There was only so much sledding my senior body could take and the snow has gotten thin and icy. After a very frustrating year of trying to keep my online shop open, paying fees to list, fees if I did sell something, still paying personal property taxes on my equipment and inventory, I closed my shop and debated whether I would continue to do in person events when it was again safe. When I do in person events, I use Squareup for payment when the buyer doesn’t want to use cash. As I was going through my inventory on their site which I hadn’t been on because of no events, I saw that for only a few dollars more than I was spending on my domain name, that I could transfer it to them and build a free website. The last couple of snowy days have been spent taking photographs, removing stock that was no longer there, adding stock that had never been added, and building the website. Squareup does not charge me to list items, I do pay a fee if something sells, but it is actually less than the prior “store.” My efforts can be seen by clicking the “Go to my shop” link at the top of the blog or here. And because the domain name remained the same, just moved to a different server, my business cards and labels are still good.

We can finally drive down our driveway, turn up into the extra parking/turn around spot and backing down into the garage. The other two trips out this week have required me to back the car down the nearly quarter mile driveway or leave it out at the top of the steep drive and walk to and from. The car has been living in the garage because even after two applications to seal the windshield, water is still coming in somewhere, soaking the rug and mat on the passenger side when the car is left out in rain. Yesterday I got a recall on my 16 year old car. I wonder how many people still have their 2005 CRVs. Because it also needs an oil change and a state inspection soon, appointments were scheduled with the dealership for the recall and the local mechanic for the other work and we have reserved a rental for two days while we continue to research new vehicles to replace the one that died and was sold. The CRV will live in the garage and be our backup vehicle once we get a new one.

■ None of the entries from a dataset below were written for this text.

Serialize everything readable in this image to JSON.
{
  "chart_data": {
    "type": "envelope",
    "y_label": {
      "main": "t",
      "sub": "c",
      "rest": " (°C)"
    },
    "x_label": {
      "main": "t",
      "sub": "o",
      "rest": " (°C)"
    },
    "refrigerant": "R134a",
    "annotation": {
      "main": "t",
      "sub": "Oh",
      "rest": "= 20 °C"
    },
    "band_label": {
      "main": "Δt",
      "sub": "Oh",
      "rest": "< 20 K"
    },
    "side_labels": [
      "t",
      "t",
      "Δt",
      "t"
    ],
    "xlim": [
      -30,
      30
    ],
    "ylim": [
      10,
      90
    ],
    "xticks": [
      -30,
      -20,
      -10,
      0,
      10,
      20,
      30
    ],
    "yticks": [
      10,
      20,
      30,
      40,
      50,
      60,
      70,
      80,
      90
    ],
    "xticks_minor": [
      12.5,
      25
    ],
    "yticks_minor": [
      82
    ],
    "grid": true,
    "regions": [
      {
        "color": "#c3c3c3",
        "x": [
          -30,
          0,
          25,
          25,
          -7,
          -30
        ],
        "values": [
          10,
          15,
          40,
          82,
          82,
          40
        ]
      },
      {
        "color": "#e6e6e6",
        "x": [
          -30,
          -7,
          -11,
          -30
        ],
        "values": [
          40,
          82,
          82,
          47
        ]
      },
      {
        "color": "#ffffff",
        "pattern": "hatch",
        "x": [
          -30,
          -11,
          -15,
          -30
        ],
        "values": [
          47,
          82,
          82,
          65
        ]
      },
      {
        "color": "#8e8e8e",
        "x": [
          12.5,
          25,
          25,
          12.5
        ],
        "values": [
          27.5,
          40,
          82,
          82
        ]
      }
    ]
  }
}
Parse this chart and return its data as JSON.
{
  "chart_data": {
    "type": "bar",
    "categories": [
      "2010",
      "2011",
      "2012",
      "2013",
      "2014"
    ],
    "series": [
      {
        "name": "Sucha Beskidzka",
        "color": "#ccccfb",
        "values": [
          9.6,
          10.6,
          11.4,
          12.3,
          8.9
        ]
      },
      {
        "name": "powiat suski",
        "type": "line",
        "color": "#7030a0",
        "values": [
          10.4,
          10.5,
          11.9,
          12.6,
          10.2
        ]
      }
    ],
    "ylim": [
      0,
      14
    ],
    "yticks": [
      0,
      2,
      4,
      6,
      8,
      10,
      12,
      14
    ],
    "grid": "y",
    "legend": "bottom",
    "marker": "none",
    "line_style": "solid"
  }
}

After stomping down snow and spreading hay to coax the hens out a few days ago, we had more light snow and very strong winds that covered the hay with snow again and the hens just gave me the stink eye like it was my fault they couldn’t go out. Yesterday, I took a rake with me and exposed the hay again so they would come out. It has been so cold until today that the water bucket in their coop freezes all but a little pocket in the middle of the bucket, so it has to be changed out twice a day and the frozen one brought inside the house to thaw enough to dump and refill. It is finally above freezing today and supposed to stay above freezing tonight before the nights fall back into the 20’s and we have more snow showers tomorrow. It is interesting to walk around the west and south sides of the house and see where yesterday’s sunshine on the stone masonry walls has melted the snow away from the house. The areas that the deer have come close to the house have melted patches away exposing grass as well.

I still won’t walk on the stones from the steps to the grass or over to the wild bird feeders, I cross on the upper edge of the walled garden where I know there is soil beneath the snow to fill the feeders each morning. The little birds are emptying them daily. The wind has been blowing the smaller two feeders down, so I have ordered a larger feeder that can be filled in one half with Nyger seed and the other half with black oil sunflower seed. As soon as it comes in for curbside pickup, I will replace the feeders with that one and the suet feeder.